C'est un nouveau Makine qui apparaît aujourd'hui, apaisé, ayant tourné le dos aux humeurs polémiques de ses derniers livres pour s'abandonner à sa veine la meilleure, l'évocation émue et lyrique de sa Russie natale. L'enfant, puis l'adolescent, puis le jeune homme se rappellent l'époque des pionniers, les cérémonies du 1er Mai, « l'éblouissement devant la marée de calicots rouges », suivi de la révélation de ce qu'était l'entassement des notables soviétiques dans les tribunes: « une pyramide de têtes de porc ... ». Mais nulle méchanceté dans ces souvenirs: une immense compassion, au contraire, cette grande vertu des Russes depuis Tolstoï et Tchekhov, pour les erreurs, les injustices, les impostures commises sous la dictature. Il y avait alors trois sortes de citoyen, explique Makine: l'énorme majorité formée du troupeau obéissant des placides somnambules; les ricaneurs, qui se contentaient de ricaner; enfin une infime minorité de rebelles marginaux. Mais dans aucune de ces trois familles d'esprits ne se trouvait la vérité philosophique que défend aujourd’hui l'auteur du "Testament français»" : l'humble et rare chaleur de l'amour, même de l'amour le plus fugitif.

Dostoïevski assurait que la beauté sauvera le monde. Makine verrait plutôt le salut dans l'amour. Encore ne s'agit-il pas là du « grave monothéisme amoureux de  l'adolescence », ni des passions physiques, au fond  aussi illusoires et trompeuses que « l'avenir radieux » des communistes d'antan, mais le simple abandon à un instant de grâce volé à la misère de l'existence. Ce peut être un infirme surpris à cueillir un bouquet de fleurs, le rose délire d'une pommeraie au printemps, une femme qui pleure son mari défunt, et ce peut être n'importe quel geste qui témoigne de la volonté de vivre en dehors des idéologies, des programmes, des slogans, des formules. « Une doctrine, pour quoi faire? », dit la jeune fille au garçon encore engoncé dans les principes. « Nous sommes heureux ici, reconnais-le. Nous sommes heureux parce que l'air sent la neige et le printemps, parce que le soleil a chauffé les planches ... Oui, parce que nous sommes ensemble. »

Makine excelle à nous rendre sensibles ces éclairs de vie russe: la senteur du bois qui brûle, une étoile au milieu des branches d'un grenadier, l'abondance neigeuse de la plaine, le poudroiement solaire suspendu entre les arbres ... Seul un romancier originaire, peut-être, rescapé de l'immense tragédie de son pays, a le droit de nous dire que toute société, communiste ou libérale, despotique ou démocratique, est forcément bâtie sur des mensonges, des compromission , des illusions.
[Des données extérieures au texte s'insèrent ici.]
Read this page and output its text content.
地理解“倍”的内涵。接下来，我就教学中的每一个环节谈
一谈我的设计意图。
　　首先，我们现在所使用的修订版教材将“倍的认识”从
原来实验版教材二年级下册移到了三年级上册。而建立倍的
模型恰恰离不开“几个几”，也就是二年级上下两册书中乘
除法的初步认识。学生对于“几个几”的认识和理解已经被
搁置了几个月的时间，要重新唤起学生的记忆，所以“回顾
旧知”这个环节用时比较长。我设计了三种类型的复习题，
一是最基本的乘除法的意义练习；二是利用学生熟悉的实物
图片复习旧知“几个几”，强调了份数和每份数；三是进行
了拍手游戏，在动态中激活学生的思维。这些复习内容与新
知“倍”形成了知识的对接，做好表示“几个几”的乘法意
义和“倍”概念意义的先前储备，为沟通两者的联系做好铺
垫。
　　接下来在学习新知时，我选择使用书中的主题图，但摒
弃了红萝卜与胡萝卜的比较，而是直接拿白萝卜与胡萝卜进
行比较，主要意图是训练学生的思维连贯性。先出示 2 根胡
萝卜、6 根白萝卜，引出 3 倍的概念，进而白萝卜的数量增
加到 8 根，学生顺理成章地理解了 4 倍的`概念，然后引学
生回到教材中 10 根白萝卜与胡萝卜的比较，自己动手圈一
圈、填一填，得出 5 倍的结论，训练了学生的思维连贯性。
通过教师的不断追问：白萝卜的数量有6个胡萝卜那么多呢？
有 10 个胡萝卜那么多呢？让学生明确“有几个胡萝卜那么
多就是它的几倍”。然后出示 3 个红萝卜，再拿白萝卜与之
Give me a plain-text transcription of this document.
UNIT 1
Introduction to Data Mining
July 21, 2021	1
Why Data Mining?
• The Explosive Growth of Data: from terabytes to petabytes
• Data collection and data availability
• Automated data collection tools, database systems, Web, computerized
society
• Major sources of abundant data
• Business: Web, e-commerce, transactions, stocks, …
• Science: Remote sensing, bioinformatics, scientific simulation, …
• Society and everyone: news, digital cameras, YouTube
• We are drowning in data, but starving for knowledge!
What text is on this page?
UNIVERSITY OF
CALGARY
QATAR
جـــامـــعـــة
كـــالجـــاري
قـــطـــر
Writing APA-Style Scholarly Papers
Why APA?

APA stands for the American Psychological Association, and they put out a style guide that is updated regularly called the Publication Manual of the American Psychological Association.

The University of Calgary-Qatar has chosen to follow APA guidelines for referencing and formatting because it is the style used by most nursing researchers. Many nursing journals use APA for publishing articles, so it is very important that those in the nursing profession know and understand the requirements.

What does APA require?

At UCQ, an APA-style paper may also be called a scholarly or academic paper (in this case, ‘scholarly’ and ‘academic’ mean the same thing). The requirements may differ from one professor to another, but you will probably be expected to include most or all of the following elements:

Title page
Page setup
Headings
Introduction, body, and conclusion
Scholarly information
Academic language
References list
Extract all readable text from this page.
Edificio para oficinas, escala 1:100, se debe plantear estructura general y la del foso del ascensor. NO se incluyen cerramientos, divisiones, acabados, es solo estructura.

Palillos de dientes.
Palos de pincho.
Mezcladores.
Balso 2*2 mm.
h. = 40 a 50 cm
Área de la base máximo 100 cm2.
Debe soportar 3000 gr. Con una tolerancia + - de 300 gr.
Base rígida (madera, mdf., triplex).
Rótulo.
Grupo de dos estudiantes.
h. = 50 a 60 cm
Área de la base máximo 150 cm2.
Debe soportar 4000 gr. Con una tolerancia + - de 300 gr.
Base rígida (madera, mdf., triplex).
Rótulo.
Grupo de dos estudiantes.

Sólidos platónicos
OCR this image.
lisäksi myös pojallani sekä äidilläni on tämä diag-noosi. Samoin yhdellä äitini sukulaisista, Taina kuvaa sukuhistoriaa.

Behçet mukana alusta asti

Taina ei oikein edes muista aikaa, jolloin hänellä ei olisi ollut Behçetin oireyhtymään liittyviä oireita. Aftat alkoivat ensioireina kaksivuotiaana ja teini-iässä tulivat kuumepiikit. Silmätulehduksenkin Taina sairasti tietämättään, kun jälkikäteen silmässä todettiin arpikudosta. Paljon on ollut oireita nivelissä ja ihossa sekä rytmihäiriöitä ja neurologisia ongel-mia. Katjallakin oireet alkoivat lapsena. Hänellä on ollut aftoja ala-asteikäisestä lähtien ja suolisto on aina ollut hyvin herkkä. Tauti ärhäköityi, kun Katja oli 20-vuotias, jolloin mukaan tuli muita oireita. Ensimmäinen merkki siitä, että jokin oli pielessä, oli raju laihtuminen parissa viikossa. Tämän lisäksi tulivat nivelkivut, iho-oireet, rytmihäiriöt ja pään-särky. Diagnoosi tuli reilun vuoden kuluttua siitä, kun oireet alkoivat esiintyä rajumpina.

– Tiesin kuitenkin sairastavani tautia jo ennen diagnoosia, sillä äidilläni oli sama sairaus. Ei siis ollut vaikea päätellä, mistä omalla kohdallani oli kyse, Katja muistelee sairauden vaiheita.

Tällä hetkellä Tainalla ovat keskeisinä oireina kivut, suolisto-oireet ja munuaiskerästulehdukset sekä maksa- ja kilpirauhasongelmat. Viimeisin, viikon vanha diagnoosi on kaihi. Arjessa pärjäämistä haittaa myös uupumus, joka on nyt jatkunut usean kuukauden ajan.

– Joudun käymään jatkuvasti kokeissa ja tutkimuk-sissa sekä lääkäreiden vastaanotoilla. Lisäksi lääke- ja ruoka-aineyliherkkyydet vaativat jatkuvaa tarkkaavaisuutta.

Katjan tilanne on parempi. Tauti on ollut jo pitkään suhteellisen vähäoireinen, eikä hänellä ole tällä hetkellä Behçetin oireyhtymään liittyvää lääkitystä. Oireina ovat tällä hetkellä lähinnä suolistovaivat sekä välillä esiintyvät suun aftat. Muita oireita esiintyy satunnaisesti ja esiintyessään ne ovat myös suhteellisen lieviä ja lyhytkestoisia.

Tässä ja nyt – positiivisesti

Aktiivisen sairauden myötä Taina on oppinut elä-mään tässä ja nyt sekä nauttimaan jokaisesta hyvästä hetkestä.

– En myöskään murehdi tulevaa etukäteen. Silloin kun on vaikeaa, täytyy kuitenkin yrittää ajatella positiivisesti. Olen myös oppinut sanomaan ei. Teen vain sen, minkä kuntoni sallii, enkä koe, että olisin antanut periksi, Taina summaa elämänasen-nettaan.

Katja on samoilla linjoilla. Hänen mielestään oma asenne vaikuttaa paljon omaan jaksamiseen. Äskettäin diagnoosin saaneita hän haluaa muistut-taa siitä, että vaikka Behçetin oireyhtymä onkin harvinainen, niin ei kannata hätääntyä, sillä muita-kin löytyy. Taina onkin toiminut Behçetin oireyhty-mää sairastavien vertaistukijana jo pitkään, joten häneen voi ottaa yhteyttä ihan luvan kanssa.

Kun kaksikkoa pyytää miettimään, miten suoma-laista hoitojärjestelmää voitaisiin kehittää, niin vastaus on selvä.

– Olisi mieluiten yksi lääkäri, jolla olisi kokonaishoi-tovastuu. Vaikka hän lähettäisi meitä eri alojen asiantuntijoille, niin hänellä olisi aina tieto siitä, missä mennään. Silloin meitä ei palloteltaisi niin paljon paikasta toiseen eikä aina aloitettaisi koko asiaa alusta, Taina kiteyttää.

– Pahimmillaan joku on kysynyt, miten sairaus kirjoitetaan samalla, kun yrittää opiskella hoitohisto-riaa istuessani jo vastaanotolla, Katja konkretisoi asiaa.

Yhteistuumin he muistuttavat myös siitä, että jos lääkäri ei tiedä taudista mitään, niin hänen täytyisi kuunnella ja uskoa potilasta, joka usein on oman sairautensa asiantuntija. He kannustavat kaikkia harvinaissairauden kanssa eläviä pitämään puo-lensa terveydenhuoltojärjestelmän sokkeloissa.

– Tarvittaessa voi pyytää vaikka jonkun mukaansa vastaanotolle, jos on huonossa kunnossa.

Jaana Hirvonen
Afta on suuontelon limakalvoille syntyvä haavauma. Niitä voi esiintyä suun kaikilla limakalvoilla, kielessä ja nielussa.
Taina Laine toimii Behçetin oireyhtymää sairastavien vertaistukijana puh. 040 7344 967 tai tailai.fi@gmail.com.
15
Et que ce qui compte, ce sont ces moments de vérité absolue, qui n'ont rien

à voir avec l'Histoire ni avec la politique. Echapper à la pétrification: voilà le but d'une existence digne de ce nom. Et ce livre si pur, si éloigné de toute prédication, si ouvert sur la beauté du monde et la vérité des émotions, aidera chaque lecteur à quitter son petit univers individuel pour entrer en poésie et faire ce voyage qui rend « dérisoire le risque de mourir »

DOMINIQUE FERNANDEZ

 Andreï Makine est né à Krasnoïarsk, en Sibérie, en 1957. Il a écrit une douzaine de romans dont « le Testament français », qui en 1995 fut à la fois couronné par le prix Goncourt et le prix Médicis. L’œuvre de Makine est aujourd'hui traduite en plus de 40 langues.